Objective

Behavioral economics has proven that analyzing market behavior effectively predicts stock price trends [1]. It has also been shown in sate-of-arts [2,3,4] that sentiment analysis of comments on social networks such as X (former Twitter), Telegram, Reddit, and Facebook can effectively help predict the price trend of cryptocurrencies. In this article, Telegram comments of more than ten popular cryptocurrency-related channels have been extracted using the Telegram API from December 2023 to March 2024. Unlike the previous dataset [5,6,7] that are extracted only through the hashtag of the names of cryptocurrencies, this dataset contains the analysis of experts in cryptocurrencies, which is very effective on investors’ decisions in buying, selling, or holding cryptocurrencies. Unlike most existing datasets, this dataset covers a wide range of ciphers. Also, in addition to the main text of Telegram comments, this data set includes the number of views of each comment, the date of publication, and the polarity and the polarity score of the comments. After the extraction and preprocessing of Telegram comments, the polarity of these comments is determined by the HRDB model [8]. This model uses the RoBERTa pre-trained neural network as the backbone for transfer learning. Then, the extracted knowledge is injected into the deep neural network of BiGRU by combining the attention layer to determine the polarity of emotions. The main goal of this research is to provide a dataset of Telegram comments for the sentiment analysis of passwords, which has many applications in the training of neural networks for research in the field of passwords. This dataset helps researchers analyze the opinions of Telegram channels on a wide range of cryptocurrencies. The introduced data package includes an Excel table containing the Telegram monitoring set and two Word files. The Word files contain the descriptions of the columns of the main Table and Python code to extract comments from Telegram channels.

Data description

This data package has three files. An Excel file contains the opinions of over ten popular Telegram channels about cryptocurrencies. The monitoring of these Telegram channels covers a wide range of cryptocurrencies from December 2023 to March 2024. It was collected through the Telegram API, and the code for extracting these comments is available in the Word package file. After extracting the comments, the operations were performed on them, including equalization, removing stop words, and lemmatization. Then, these data are injected into the HDRB model, described in detail in the research of Kia et al. [8], along with its implementation method. HDRB is a hybrid model based on transfer deep learning that uses the RoBERTa as a backbone and feature extractor and BiGRU deep neural network and attention layer to obtain sentiment polarity and text aspects. This dataset package and Python codes for pre-processing and extracting Telegram comments are listed in Table (1).
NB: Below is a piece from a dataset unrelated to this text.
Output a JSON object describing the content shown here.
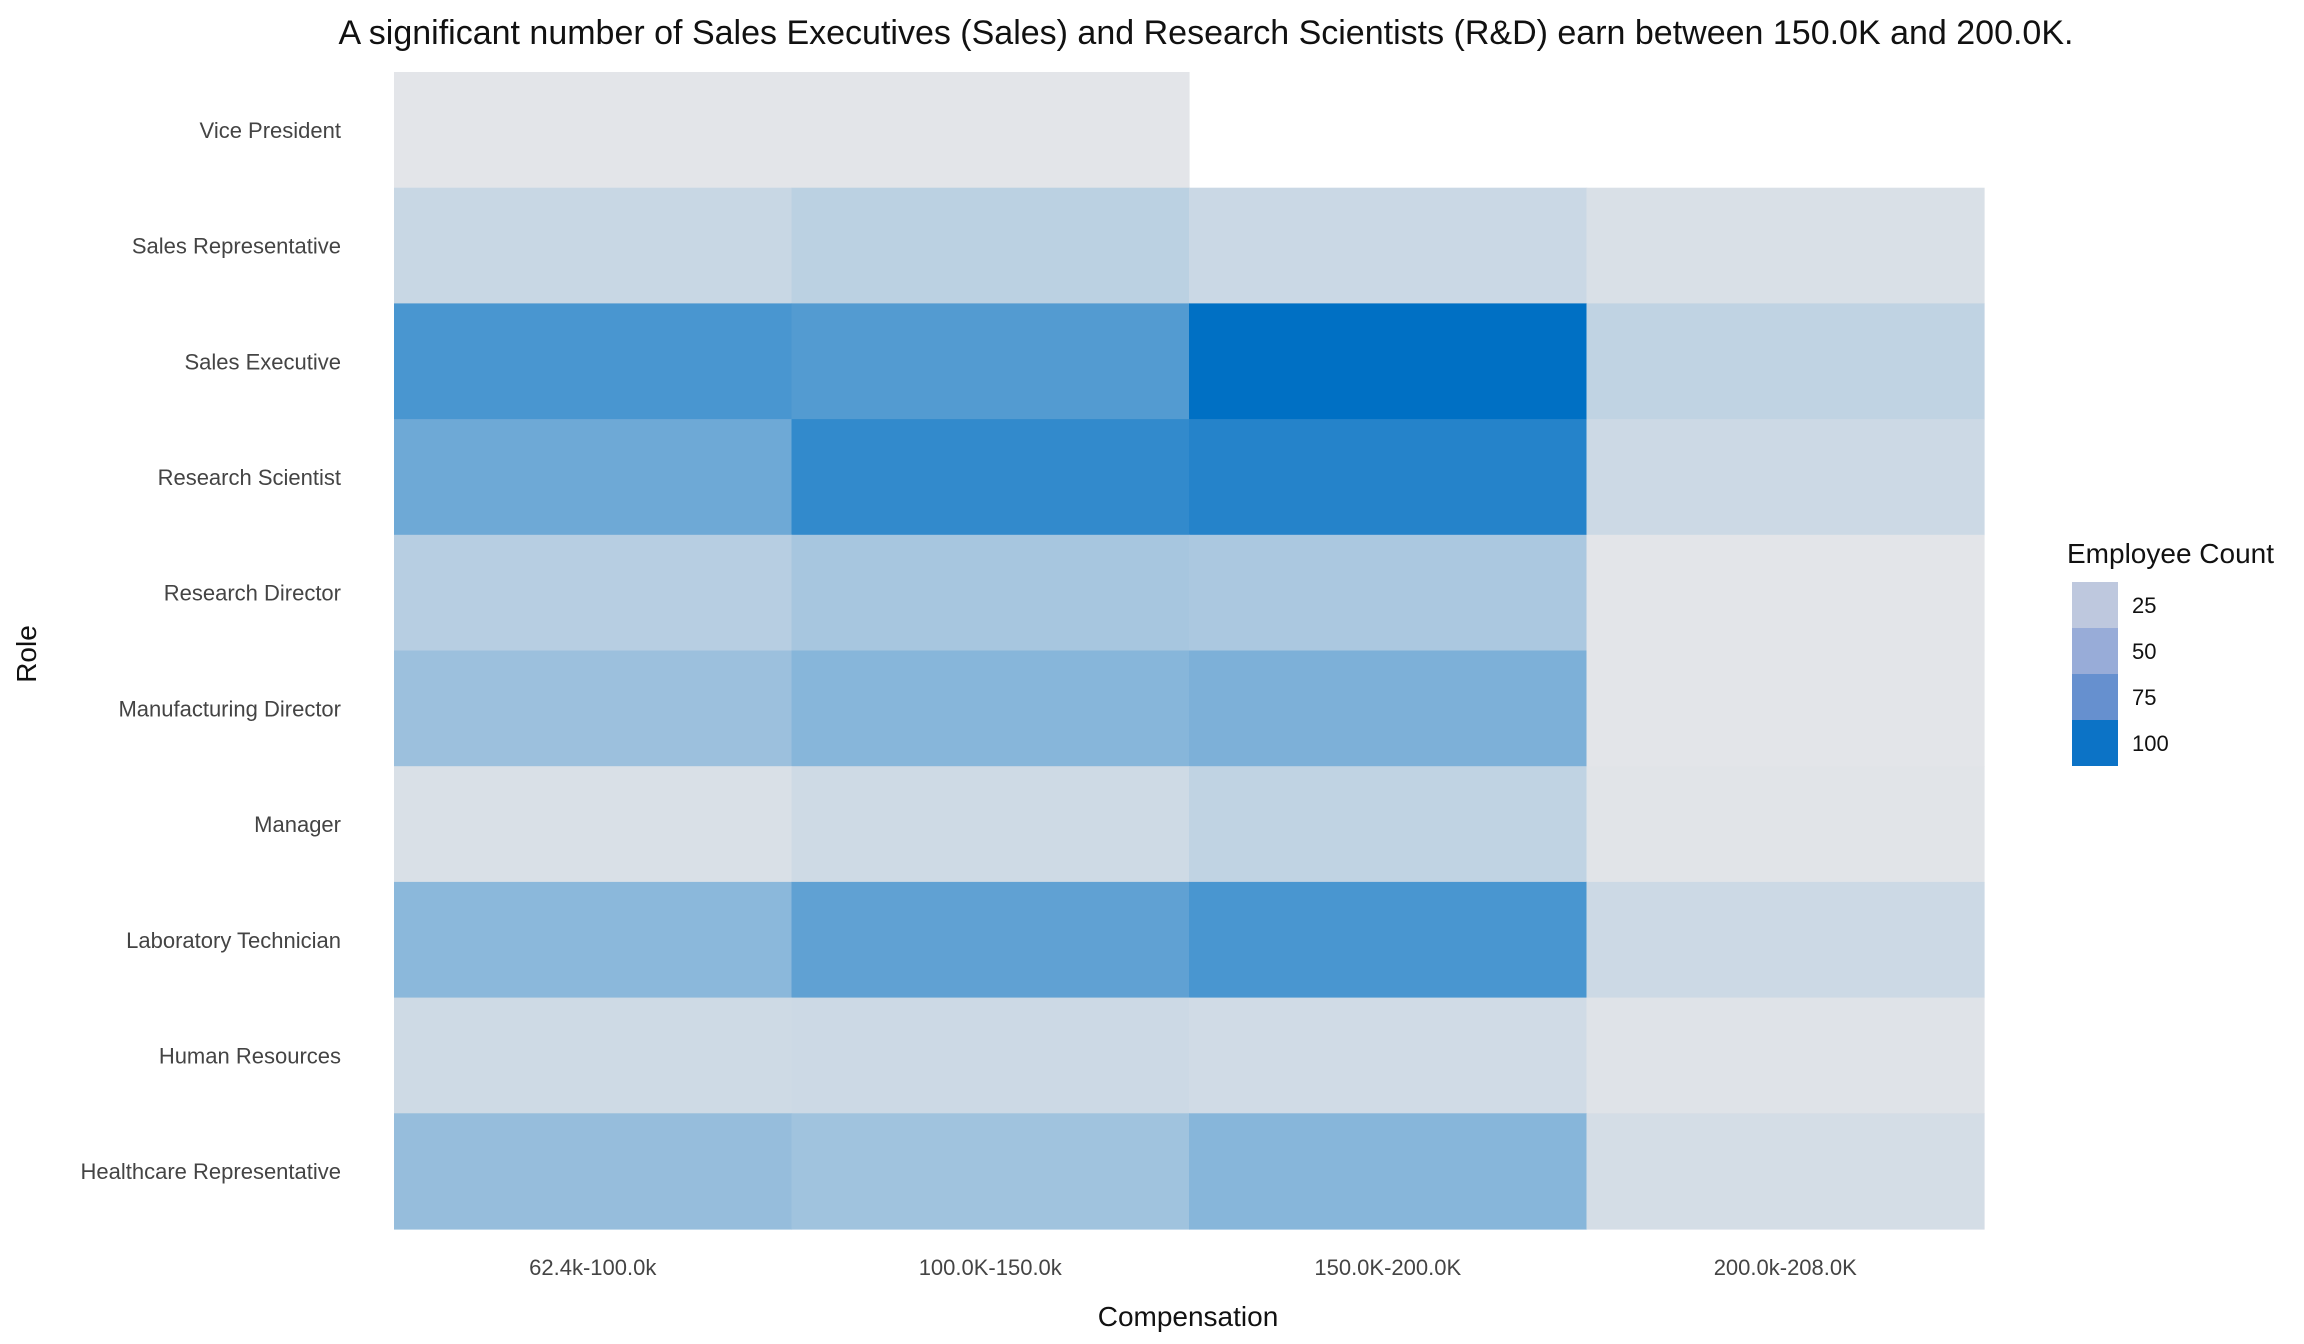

Table 1 Overview of data files/data sets

The information of Dataset 1 is (1) text, (2) date, (3) views, (4) scores, (5) compound, and (6) sentiment_type. In the mentioned features, “text” is the preprocessed Telegram comment, “date” column shows the time and date of publication of the comment, “views” shows the number of people’s views of a comment, " scores” shows the percentage of positive, negative, and neutral polarities. These percentages were obtained with the HDRB model [8], “compound” shows the sum of all polarities in a normalized form between − 1 (most extreme negative) and + 1 (most extreme positive), and " sentiment_type” It shows the type of tweet polarity (positive, negative, or neutral). Researchers can easily change the number of polarities by using compound values—for example, strongly positive, positive, neutral, negative, and strongly negative.

Limitations

There are no limitations in the datasets, and the Telegram channels used in the datasets to extract Telegram’s comments are public.